Acorn's cardiologist is an interesting guy. Every time we've met with him, starting at only a couple weeks old, he's told us what a blessing Acorn is, and that "God willing" he will grow up to be a healthy, strong young man. The interesting thing about that statement is that he's a devout Jew, and the Jewish folk I've known over the years usually aren't so sharing about faith, nor are they so quick to use their Lord's name. I love the fact that he's genuinely excited when things go well and when he sees improvement, and genuinely sorrowful when things aren't so promising - so many of our doctors are detached and seem not to care. I love the fact that when Acorn is scared or crying, the cardiologist sings to him in Yiddish, which usually results in Acorn quieting up, with a confused look on his face, like "OMG, I have no idea what he's saying - what's up with that?"
This sort of openness about faith bothers my husband, but I'm actually really comfortable with it - this doctor lives his faith in a caring, genuine way. And that's the kind of faith I've always tried to grow within myself. Several people over the years have shown me that there are ways to live as a part of a religious community that alienate others, and ways to live and conduct yourself that speak to what faith is all about. I'm not always where I'd like to be on that front, but I'm working on it.
Back to that bit on blessings though - Acorn's cardiologist was very happy this week when it was revealed that even as we're reducing the dosage of his heart medication, the signs of pulmonary hypertension are still staying away. Less than a year ago, he was still having nearly daily pulmonary hypertensive crises, including one this time last year, where we called the ambulance because we couldn't get his oxygen saturation up out of the low 80's with all the tricks and equipment at our disposal - they decided just to throw him and I in the ambulance and go, full lights and sirens, because they didn't know what to do either.
The cardiologist again repeated at the end of our visit what a blessing Acorn is, and what a blessing this improvement is.
The same day, a document was posted on the tracheostomy message board I frequent. The poster's child had a fairly rare condition, and an even rarer "experimental" procedure to save his life before birth (the child is a preschooler now, or thereabouts, as I recall). The document posted showed a literature review for children with this condition, and found only seven cases, one of them being this particular child. Of the seven, only this child survived more than a few weeks (though the parent comments that they know a couple of others about the same age who survived as well).
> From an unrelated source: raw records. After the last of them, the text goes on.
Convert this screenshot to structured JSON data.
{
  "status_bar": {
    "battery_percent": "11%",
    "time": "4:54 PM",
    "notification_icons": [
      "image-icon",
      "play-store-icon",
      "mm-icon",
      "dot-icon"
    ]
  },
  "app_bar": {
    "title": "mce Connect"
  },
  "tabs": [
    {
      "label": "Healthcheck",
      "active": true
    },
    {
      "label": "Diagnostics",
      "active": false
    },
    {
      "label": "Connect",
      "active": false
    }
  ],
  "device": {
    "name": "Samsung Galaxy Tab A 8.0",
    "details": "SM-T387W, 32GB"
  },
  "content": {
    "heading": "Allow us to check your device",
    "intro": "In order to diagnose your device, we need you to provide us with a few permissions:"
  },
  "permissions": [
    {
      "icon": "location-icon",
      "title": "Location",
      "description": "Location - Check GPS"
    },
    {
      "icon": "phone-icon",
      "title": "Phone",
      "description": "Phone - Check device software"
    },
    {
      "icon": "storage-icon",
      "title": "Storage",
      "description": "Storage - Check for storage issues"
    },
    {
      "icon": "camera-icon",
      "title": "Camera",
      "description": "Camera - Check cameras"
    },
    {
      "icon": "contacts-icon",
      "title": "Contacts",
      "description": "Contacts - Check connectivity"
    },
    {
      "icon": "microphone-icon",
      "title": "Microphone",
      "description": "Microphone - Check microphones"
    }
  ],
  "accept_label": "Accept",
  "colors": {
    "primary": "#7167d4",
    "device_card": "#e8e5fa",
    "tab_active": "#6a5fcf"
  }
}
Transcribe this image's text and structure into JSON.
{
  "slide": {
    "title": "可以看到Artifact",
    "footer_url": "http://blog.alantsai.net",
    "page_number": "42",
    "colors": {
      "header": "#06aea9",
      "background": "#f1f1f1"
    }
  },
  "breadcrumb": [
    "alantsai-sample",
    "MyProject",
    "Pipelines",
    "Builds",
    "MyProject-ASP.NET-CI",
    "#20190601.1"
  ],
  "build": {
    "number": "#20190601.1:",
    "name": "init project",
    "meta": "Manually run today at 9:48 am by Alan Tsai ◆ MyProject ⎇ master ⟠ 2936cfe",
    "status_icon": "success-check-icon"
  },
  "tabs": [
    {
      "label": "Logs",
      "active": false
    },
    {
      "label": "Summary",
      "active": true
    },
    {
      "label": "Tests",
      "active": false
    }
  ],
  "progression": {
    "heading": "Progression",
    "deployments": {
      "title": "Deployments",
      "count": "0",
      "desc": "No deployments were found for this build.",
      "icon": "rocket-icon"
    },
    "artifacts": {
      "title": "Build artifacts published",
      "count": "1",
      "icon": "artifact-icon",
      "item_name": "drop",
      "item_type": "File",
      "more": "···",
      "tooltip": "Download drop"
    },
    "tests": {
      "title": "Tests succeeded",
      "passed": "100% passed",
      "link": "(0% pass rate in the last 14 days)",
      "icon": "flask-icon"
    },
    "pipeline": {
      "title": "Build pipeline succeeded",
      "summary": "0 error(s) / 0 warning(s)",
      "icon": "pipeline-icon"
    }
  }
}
Kinda puts it all in perspective, doesn't it?
20 years ago, not only would Acorn likely have died, I probably would have too. Instead, we're happy, mostly healthy, and moving forward into the future.
We are blessed, by every definition of the word.
This is good stuff...all of it.
ReplyDeleteI so want to be one of those people who is just a genuinely good person...and I never need to beat anyone about my faith, because there's no point.
Does that even make sense?
Anyway, Glad he got an awesome report...that truly is the biggest blessing!
Don't take this the wrong way, but amen!